Wednesday, February 10, 2016

 Kirk Johnson, New York Times

BURNS, Ore – One of the largest wood mills in the West once belched its steam on the edge of town, sawing ponderosa pine. Out in the woods, tree fallers like Tex Ward were proud and prosperous…

Times were once very good out here on the high desert of east­ central Oregon, and a place like Burns…In their heyday, Harney County and its largest town, Burns, were economically important…

What happened was a steep downturn, especially in the timber industry, which has all but disappeared. Oregon lost about three ­fourths of its timber mills between 1980 and 2010; Harney County lost all seven…

People like the Wards said that when environmental groups filed lawsuits and applied pressure at the State Capitol in Salem or in Washington, D.C., to reduce logging, forest managers just surrendered…

…the sense that government…no longer hears the voice of places like this echoes through the community…

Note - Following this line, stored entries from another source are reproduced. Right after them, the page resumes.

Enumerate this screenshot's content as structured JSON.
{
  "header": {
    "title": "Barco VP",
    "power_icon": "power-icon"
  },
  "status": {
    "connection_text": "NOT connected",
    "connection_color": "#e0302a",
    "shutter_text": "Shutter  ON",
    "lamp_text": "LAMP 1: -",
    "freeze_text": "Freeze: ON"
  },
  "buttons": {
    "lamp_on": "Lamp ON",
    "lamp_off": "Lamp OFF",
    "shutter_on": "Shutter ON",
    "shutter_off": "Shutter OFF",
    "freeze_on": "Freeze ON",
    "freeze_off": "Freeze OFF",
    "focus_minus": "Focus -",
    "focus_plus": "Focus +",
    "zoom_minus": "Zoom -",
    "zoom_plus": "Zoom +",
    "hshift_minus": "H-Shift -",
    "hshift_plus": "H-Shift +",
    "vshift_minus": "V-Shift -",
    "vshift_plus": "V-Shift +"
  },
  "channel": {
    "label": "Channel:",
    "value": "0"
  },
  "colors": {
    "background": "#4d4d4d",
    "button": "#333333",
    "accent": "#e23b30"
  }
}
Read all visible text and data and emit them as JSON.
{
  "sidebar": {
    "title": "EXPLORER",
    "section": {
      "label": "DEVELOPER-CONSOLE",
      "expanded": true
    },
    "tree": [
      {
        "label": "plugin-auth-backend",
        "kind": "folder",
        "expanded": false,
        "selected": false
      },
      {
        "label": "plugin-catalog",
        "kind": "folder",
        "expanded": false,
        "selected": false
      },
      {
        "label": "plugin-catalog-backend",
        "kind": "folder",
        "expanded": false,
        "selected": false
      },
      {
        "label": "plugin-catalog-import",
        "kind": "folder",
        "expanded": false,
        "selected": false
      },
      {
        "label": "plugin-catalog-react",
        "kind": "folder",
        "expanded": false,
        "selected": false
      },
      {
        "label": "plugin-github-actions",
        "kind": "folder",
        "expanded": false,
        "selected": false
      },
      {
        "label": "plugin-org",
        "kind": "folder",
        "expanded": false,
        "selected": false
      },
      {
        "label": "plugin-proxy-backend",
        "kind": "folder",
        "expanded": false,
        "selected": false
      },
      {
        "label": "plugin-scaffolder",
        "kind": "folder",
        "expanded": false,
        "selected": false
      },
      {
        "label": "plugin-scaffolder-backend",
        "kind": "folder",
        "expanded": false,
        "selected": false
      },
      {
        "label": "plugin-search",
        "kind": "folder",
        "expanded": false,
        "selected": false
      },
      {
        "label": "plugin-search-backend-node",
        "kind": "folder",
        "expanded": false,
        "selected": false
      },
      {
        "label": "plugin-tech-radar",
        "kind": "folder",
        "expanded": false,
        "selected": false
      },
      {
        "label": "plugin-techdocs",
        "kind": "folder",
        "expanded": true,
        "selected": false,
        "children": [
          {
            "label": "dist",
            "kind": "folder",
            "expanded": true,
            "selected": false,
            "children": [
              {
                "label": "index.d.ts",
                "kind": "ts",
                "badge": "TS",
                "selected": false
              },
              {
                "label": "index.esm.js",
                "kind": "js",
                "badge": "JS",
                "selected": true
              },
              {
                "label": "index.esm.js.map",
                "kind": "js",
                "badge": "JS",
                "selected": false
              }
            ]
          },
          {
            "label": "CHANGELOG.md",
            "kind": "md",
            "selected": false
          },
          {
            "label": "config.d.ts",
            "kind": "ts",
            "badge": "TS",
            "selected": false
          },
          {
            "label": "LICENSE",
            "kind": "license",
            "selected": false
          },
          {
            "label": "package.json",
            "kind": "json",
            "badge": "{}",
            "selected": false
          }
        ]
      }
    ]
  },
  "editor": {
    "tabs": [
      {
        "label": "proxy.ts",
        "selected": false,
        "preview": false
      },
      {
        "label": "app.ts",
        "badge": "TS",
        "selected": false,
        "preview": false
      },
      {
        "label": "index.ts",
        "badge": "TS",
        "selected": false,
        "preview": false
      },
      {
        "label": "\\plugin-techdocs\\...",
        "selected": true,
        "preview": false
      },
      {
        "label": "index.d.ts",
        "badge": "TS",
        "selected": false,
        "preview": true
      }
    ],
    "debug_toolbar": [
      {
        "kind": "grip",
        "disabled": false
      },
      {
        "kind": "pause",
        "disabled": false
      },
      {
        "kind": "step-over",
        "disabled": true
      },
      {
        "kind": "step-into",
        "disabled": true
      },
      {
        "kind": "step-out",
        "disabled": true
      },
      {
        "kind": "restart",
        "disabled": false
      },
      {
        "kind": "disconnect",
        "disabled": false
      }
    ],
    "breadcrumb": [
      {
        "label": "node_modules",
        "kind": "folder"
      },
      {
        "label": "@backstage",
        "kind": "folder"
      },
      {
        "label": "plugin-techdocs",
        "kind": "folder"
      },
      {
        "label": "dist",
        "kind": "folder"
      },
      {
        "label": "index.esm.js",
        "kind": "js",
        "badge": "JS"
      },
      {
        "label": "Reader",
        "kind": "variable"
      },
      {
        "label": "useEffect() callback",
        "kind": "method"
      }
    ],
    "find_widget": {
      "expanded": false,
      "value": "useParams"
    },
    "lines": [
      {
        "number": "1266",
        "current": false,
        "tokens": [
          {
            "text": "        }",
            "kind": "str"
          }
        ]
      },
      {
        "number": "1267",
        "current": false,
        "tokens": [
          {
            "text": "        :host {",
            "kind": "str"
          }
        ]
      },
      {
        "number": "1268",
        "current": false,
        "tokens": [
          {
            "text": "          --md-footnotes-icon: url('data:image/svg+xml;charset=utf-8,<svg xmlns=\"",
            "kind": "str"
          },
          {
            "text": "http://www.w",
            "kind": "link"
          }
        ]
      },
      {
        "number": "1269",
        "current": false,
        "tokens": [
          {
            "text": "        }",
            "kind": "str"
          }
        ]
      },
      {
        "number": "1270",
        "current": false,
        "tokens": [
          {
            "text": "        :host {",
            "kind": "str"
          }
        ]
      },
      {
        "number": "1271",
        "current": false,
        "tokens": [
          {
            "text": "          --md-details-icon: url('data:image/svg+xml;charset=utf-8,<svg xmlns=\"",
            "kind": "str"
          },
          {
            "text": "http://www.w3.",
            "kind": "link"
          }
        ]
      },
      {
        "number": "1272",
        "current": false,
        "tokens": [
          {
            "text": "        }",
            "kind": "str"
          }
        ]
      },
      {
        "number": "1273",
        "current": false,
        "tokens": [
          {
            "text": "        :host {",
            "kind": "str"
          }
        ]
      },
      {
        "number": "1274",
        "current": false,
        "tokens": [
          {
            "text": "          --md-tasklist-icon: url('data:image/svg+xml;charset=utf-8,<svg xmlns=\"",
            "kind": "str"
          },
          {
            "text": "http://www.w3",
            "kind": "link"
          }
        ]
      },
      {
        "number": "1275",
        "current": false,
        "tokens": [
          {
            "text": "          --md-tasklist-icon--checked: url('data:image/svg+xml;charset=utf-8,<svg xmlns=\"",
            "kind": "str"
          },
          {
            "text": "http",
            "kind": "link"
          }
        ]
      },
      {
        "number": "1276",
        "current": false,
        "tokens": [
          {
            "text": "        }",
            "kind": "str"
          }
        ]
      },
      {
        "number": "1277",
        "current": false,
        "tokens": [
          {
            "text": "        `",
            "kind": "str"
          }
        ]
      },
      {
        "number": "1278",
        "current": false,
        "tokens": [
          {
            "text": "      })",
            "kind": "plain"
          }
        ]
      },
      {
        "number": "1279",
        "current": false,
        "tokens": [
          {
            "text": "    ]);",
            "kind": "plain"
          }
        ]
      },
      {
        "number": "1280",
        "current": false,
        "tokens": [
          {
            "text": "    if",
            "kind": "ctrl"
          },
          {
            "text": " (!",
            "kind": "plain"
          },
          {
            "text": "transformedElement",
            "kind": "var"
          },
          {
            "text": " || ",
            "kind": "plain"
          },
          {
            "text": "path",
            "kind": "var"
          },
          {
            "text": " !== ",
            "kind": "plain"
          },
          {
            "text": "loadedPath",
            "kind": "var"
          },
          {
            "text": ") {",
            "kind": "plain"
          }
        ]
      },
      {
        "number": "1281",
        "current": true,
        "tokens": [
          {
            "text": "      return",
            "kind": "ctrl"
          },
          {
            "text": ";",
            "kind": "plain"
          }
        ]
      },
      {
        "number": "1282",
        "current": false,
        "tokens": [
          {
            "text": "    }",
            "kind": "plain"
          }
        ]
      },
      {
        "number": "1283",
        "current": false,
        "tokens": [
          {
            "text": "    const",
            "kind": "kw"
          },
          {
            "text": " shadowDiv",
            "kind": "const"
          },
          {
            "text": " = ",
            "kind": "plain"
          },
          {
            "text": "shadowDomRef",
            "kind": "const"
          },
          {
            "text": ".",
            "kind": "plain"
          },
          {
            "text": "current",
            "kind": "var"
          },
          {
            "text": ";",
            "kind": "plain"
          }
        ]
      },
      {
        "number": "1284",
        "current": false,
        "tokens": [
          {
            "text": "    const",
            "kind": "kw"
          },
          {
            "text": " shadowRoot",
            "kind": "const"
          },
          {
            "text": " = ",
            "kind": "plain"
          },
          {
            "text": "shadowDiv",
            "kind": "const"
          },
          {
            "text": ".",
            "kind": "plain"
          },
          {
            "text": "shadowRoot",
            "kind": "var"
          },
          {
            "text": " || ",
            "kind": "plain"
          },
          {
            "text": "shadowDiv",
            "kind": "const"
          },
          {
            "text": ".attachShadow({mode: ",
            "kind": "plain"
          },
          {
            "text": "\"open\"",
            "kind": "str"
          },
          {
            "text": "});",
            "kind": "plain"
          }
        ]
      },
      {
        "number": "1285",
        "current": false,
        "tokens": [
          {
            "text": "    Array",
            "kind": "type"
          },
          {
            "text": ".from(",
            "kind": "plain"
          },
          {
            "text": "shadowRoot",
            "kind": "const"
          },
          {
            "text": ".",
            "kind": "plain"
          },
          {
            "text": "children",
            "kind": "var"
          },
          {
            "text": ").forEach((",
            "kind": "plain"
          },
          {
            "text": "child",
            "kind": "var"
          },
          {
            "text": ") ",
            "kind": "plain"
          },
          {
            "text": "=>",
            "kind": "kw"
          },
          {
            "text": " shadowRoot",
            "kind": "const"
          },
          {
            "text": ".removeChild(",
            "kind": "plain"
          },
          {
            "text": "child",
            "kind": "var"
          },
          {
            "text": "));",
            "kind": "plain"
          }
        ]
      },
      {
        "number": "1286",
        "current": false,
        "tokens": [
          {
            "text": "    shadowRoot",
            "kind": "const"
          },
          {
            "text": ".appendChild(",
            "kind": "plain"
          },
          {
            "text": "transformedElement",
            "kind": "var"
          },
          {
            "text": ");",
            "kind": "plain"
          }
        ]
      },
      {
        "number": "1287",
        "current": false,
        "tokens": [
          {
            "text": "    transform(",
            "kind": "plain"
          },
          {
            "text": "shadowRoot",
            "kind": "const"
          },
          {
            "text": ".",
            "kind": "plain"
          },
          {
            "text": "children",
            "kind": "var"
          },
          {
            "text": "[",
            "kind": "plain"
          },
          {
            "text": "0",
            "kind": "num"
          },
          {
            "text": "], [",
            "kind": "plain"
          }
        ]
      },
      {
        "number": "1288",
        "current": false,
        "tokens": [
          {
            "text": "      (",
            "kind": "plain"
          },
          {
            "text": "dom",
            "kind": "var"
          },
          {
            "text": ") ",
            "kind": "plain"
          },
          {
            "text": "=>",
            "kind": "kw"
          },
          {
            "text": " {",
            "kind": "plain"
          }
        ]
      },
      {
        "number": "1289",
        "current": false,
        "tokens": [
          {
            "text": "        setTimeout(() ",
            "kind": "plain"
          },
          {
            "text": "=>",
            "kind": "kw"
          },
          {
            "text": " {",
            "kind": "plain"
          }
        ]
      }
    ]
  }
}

We Respond and Your Comments

Rural Oregon has one county – Harney – and several more where families are hurting. Really hurting. It’s somewhere between difficult and impossible to find jobs. Employers are gone – with no hope of returning. Citizens see Salem as deaf to their cries.

So what’re the priorities of our Liberal (or Progressive, if you prefer) Oregon government? Let’s see:

  • Affordable housing. But the problem isn’t housing. It’s that people either don’t have jobs or don’t have jobs that pay them enough to buy houses;
  • Minimum wage. No – the problem is no wages at all.
  • Not enough taxes on corporations. Yeah, that’s the ticket – let’s make it even more expensive for companies to create jobs.

We could go on, but you get the picture. While rural Oregonians are screaming for help in getting jobs into their counties, our “Progressive” legislators have lashed themselves to the mast of a rucksack of policies that not only won’t create jobs but will flatline many of those that are still stumbling along.